Dans 250 millions d’années, l’atlantique disparaîtra et l’espagne sera en plein cœur d’un super-continent

Imaginez la péninsule ibérique sans Atlantique ni Méditerranée. C’est le scénario que dessinent les modèles tectoniques pour l’an 250 002 024. Le PALEOMAP Project de Christopher Scotese vient de publier des simulations qui replacent l’Espagne au centre d’un super-continent baptisé Pangea Ultima. Le message est brutal : notre carte du monde n’est qu’un cliché éphémère.

La fermeture de l’atlantique change la donne

Le mécanisme est limpide : la croûte océanique de l’Atlantique plonge sous l’Amérique et l’Afrique à quelques centimètres par an. Rien de neuf, si ce n’est que le rythme s’accélère quand la lithosphère vieillit. Résultat : l’océan s’amincit, l’Afrique se cogne contre l’Europe et l’isthme ibérique se retrouve écrasé entre deux plaques. Le Méditerranée devient chaîne de montagnes, l’Atlantique devient terre ferme. Madrid devient un point intérieur, à 3 000 km de la côte la plus proche.
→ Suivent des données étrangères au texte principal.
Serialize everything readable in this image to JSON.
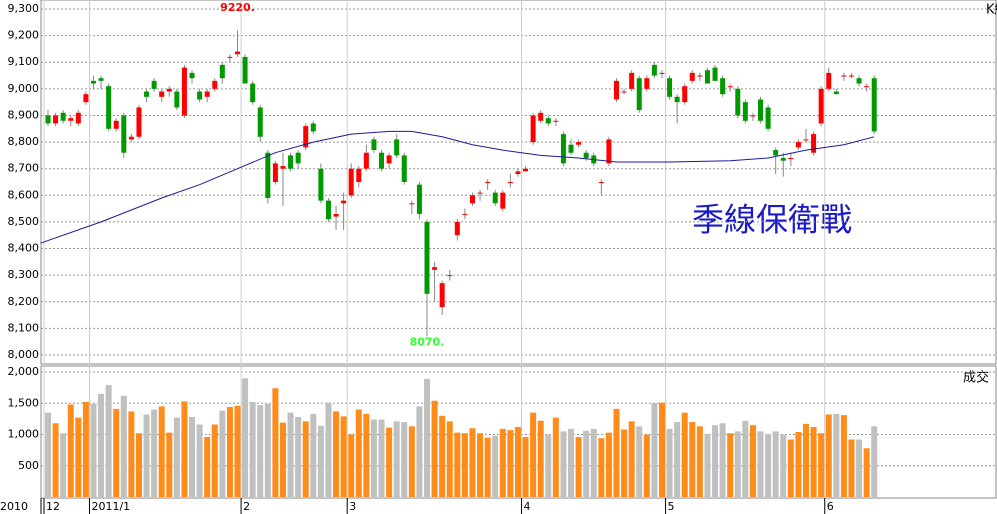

Les données de subduction utilisées par Scotese proviennent des dorsales de l’Atlantique Central et des fosses de l’Arc Antillais. Elles indiquent que la fermeture totale prendra entre 220 et 280 millions d’années, avec une fourchette d’erreur de ±15 Ma. Une goutte d’eau dans l’histoire de la Terre, un séisme géopolitique pour toute espèce qui saura lire une carte.

Climat : 45 °c l’hiver dans l’actuelle castille

Climat : 45 °c l’hiver dans l’actuelle castille

Le plus violent n’est pas la tectonique, c’est la chaleur. Le Soleil, en phase de gonflement naturel, rayonnera 2,5 % de plus qu’aujourd’hui. Ajoutez les dégazages CO₂ provoqués par les collisions continentales et vous obtenez un bulbe thermique de 40 à 50 °C sur l’ensemble du cœur de Pangea Ultima. Les modèles du Hadley Centre montrent que l’humidité relative y chutera sous les 15 %, transformant les plaines céréalières actuelles en dune de sable fritté.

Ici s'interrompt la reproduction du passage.